Beitrag von dezember2010 »

Moneo, du würdest das auch so weitermachen, wenn du schon kurz vor der Depression sein würdest und bei jedem bisschen aggressiv wirst und deine ehe schon völlig darunter leidet, Du Untergewicht hast und einfach nicht mehr kannst ?

Ich denke jede Mama liebt ihr Kind.. Stillende, nicht stillende, tragende, nicht tragende ... Etc
Na klar will man nur das beste. Nicht umsonst hab ich bis kurz vorm Zusammenbruch durchgehalten.
Aber denkst Du es ist für meinen Sohn das beste eine völlig kaputte Mutter zu haben?

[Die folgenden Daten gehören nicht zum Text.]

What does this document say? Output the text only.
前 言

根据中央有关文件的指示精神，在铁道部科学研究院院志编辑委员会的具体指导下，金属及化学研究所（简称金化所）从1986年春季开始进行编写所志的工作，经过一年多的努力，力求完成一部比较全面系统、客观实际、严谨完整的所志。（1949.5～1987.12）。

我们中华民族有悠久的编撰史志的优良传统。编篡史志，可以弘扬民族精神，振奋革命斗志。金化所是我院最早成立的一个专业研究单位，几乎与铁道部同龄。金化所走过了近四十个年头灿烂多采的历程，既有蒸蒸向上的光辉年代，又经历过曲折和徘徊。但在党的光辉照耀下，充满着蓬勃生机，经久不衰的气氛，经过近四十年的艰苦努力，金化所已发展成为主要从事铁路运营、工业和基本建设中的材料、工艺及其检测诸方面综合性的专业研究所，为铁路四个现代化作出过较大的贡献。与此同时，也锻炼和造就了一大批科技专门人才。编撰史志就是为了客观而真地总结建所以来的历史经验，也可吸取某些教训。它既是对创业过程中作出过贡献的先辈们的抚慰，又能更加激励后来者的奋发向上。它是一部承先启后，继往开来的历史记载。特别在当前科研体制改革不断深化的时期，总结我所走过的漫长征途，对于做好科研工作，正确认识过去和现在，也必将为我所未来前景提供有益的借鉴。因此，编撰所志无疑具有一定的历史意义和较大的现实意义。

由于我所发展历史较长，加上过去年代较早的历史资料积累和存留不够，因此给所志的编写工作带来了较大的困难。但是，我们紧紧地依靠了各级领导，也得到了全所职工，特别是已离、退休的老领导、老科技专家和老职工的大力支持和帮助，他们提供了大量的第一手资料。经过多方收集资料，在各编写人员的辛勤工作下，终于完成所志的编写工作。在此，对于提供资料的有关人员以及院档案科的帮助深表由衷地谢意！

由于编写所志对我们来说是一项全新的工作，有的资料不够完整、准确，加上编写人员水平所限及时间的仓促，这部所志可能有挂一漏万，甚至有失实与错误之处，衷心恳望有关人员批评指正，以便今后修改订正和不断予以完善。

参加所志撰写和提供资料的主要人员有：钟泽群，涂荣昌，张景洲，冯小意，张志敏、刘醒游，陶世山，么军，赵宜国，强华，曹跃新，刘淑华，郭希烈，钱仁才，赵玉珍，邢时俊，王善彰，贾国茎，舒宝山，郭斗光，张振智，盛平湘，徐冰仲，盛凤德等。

Wenn du das alles so durchhälst, dann ist das Klasse. Nur leider ist nicht jede Frau so. Deshalb ist man aber nicht schlecht. Entschuldige, aber dein post empfinde ich schon ein bisschen verletzend, denn ich hab mich wirkl aufgeopfert und liebe meinen Zwerg über alles!!

Ich sag nochmal, was ich auch schon im abfangspost geschrieben habe.
Ich erhoffe mir hiervon keine vorwürfe und will auch nicht hören, warum ich das nicht schaffe, andere können das doch auch etc. Ich möchte gerne Ratschläge haben für mein Vorhaben und aufbauende Worte. Mir geht's wirkl schon schlecht genug.
Ansonsten bitte gar nicht erst schreiben.